Unfortunately, we don’t know the exact values of \(y_i\), we know only \(s\)-quantile estimations \(q_{y_j}\). For this case, we could estimate the \(k_j\) values using linear interpolation between known quantiles:

\[k_j = n \cdot \sum_{l=1}^{s} \frac{1}{s} \frac{\max(0, \min(q_{y_l}, q_{X_j}) - \max(q_{y_{l-1}}, q_{X_{j-1}}) )}{q_{y_l} - q_{y_{l-1}}} \quad (j \in \{ 1..s\}). \]

(Here we assume that \(q_{y_l} \neq q_{y_{l-1}}\), such cases should be handled separately.)

Now we transform the original problem into the new one: what’s the likelihood of observing sample \(\{ z_i \}\) described by \(\{ k_j \}\) given that \(z_i\) is a random number from \(\{ 1, 2, \ldots, s \}\).

This is a simple combinatorial problem.

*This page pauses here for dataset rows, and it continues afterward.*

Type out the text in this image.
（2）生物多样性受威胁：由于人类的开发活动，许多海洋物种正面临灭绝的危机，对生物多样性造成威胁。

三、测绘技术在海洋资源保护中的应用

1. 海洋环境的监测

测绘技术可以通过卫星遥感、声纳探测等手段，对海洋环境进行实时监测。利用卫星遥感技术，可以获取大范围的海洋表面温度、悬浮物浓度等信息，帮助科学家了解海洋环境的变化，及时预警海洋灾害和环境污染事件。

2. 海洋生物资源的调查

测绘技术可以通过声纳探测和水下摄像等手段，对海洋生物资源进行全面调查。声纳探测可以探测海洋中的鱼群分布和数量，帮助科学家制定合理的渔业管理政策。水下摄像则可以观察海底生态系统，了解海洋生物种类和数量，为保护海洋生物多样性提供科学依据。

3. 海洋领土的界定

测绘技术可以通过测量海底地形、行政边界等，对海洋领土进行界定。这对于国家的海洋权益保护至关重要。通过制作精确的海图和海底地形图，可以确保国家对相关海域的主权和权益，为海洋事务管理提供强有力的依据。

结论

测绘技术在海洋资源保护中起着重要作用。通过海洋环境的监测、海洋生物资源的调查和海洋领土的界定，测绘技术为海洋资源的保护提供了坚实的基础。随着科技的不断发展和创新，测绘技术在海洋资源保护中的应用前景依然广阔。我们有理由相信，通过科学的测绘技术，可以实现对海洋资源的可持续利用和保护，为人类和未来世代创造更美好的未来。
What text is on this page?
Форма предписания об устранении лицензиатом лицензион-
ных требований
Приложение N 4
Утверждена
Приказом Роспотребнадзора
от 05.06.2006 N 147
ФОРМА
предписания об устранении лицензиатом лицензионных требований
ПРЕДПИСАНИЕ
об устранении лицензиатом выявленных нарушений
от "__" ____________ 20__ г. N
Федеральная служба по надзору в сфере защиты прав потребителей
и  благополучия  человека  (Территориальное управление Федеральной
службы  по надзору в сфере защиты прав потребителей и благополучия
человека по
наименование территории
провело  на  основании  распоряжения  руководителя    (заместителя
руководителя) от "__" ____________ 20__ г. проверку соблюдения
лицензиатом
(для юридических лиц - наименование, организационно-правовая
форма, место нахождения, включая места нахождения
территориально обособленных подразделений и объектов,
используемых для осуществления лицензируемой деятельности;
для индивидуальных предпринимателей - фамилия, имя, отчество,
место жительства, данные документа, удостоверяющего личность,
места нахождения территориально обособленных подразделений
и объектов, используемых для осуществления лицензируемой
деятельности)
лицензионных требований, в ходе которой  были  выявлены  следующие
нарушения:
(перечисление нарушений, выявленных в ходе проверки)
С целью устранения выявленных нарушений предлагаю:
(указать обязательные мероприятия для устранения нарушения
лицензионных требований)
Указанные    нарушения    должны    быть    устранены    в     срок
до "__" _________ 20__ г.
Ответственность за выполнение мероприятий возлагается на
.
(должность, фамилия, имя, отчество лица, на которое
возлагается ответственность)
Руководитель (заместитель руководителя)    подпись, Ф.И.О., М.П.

The total number of different \(z\) samples is \(s^n\) (we have \(n\) elements, each element is one of \(s\) values). The number of ways to choose \(k_1\) elements that equal \(1\) is \(C_n^{k_1}\). Once we remove these elements from consideration, the number of ways to choose \(k_2\) elements that equal \(2\) is \(C_{n-k_1}^{k_2}\). If we continue this process, we will get the following equation for the likelihood:

\[\mathcal{L} = \frac{ C_n^{k_1} \cdot C_{n-k_1}^{k_2} \cdot C_{n-k_1-k_2}^{k_3} \cdot \ldots \cdot C_{n-k_1-k_2-\ldots-k_{s-1}}^{k_s}}{s^n} \]

Note that \(C_n^k\) usually assumes that \(n\) and \(k\) are integers. However, in our approach with the linear interpolation, \(k_j\) are real numbers. To work around this limitation, we could consider a generalization of \(C_n^k\) on real numbers using the gamma function \(\Gamma(n) = (n-1)!\):

\[C_n^k = \frac{n!}{k!(n-k)!} = \frac{\Gamma(n+1)}{\Gamma(k+1)\Gamma(n-k+1)} \]

In practice, it’s pretty hard to “honestly” calculate the likelihood using the above formulate so we switch to the log-likelihood notation:

\[\log\mathcal{L} = \log C_n^{k_1} + \log C_{n-k_1}^{k_2} + \log C_{n-k_1-k_2}^{k_3} + \ldots + \log C_{n-k_1-k_2-\ldots-k_{s-1}}^{k_s} - n \log s \]

It’s easy to see that \(\log C_n^k\) could be easily expressed via the log-gamma function:

\[\log C_n^k = \log \frac{\Gamma(n+1)}{\Gamma(k+1)\Gamma(n-k+1)} = \log\Gamma(n+1) - \log\Gamma(k+1) - \log\Gamma(n-k+1). \]

This log-likelihood could be used in various applications where we need a way to match sets of quantiles between each other. In one of the future posts, we will learn to apply this approach to change point detection.